Domain Tasting in the news once more
This time, there’s actually an Associated Press piece about domain testing/tasting. If you want to read more about traffic testing, you might want to read Frank Schilling’s: “The Closing Window: A Historical Analysis of Domain Tasting” over at CircleID or my earlier post “How does traffic testing/tasting work?“.
While the article does not really bring anything new, there’s one sentence that I cannot resist commenting on:
A newer variant, sometimes called “kiting,” involves the same company reregistering the same name every fourth or fifth day to hang onto it in perpetuity, without ever paying for it.
As I mentioned before, the registry requires pre-payment for any registration a registrar processes. While the registrar does receive if they delete the domain within the grace period, the amount will be deducted from their account again if the re-register the same (or any other) domain. So the only possible savings are
- If the registrar has a credit line at the registry and thus would not really have to pre-pay the registrations. Of course the registry could revoke this credit line after a while if the registrar was “kiting” too many domains.
- The ICANN fee. Since it seems that the ICANN fee is not charged for domains deleted during the grace period, the registrar performing the kiting, would save the current ICANN fee of $0.25 per domain under management per year. I am not quite convinced that this would be worth risking your entire ICANN accreditation.
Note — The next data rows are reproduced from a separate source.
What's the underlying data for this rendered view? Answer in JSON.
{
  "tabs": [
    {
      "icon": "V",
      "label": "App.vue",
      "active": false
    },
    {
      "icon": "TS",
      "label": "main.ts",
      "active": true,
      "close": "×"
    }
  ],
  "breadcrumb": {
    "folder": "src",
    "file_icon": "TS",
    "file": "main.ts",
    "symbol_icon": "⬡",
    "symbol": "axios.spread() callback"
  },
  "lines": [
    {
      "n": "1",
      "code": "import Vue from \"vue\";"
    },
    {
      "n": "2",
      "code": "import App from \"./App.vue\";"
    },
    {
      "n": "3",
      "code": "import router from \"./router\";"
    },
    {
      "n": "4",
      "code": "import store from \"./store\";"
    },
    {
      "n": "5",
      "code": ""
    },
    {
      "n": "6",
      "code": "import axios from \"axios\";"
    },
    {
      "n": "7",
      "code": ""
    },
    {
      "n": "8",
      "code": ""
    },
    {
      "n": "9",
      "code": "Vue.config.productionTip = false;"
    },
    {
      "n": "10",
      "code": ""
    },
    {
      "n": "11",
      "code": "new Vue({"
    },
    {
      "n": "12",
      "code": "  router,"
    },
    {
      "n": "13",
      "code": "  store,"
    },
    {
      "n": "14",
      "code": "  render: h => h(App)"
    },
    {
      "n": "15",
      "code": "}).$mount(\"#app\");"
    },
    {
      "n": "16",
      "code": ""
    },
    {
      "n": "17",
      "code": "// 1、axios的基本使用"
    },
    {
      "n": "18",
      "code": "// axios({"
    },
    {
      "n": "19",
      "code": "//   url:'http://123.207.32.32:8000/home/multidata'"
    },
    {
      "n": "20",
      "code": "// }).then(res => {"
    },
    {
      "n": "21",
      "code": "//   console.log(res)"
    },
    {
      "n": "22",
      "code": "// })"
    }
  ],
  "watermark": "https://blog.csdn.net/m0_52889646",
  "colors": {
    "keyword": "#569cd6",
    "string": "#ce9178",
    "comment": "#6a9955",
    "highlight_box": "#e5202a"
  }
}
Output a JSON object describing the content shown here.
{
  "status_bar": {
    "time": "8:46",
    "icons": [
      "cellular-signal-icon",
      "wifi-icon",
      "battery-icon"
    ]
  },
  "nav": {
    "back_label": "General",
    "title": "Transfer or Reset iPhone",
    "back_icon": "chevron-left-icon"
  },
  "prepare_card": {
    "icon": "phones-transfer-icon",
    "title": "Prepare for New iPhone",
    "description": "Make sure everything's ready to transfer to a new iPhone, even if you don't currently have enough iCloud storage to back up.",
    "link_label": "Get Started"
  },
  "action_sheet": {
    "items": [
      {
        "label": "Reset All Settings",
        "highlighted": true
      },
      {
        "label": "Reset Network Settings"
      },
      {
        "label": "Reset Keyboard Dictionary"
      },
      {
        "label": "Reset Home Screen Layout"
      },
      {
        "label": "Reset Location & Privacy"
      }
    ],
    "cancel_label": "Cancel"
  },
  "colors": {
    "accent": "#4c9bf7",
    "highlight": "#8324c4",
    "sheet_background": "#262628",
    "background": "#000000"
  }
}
[Update]: And let me add something. I’d like to see an example of someone who abuses the grace period for spamming. Spammers are not really likely to be accredited registrars themselves, so why exactly would their registrar give them free deletions? Most registrars I know actually charge a small fee for deletions. I can imagine spammers using domains that are being tasted as a sender address, but that would mostly just be a coincidence, like any other address they use.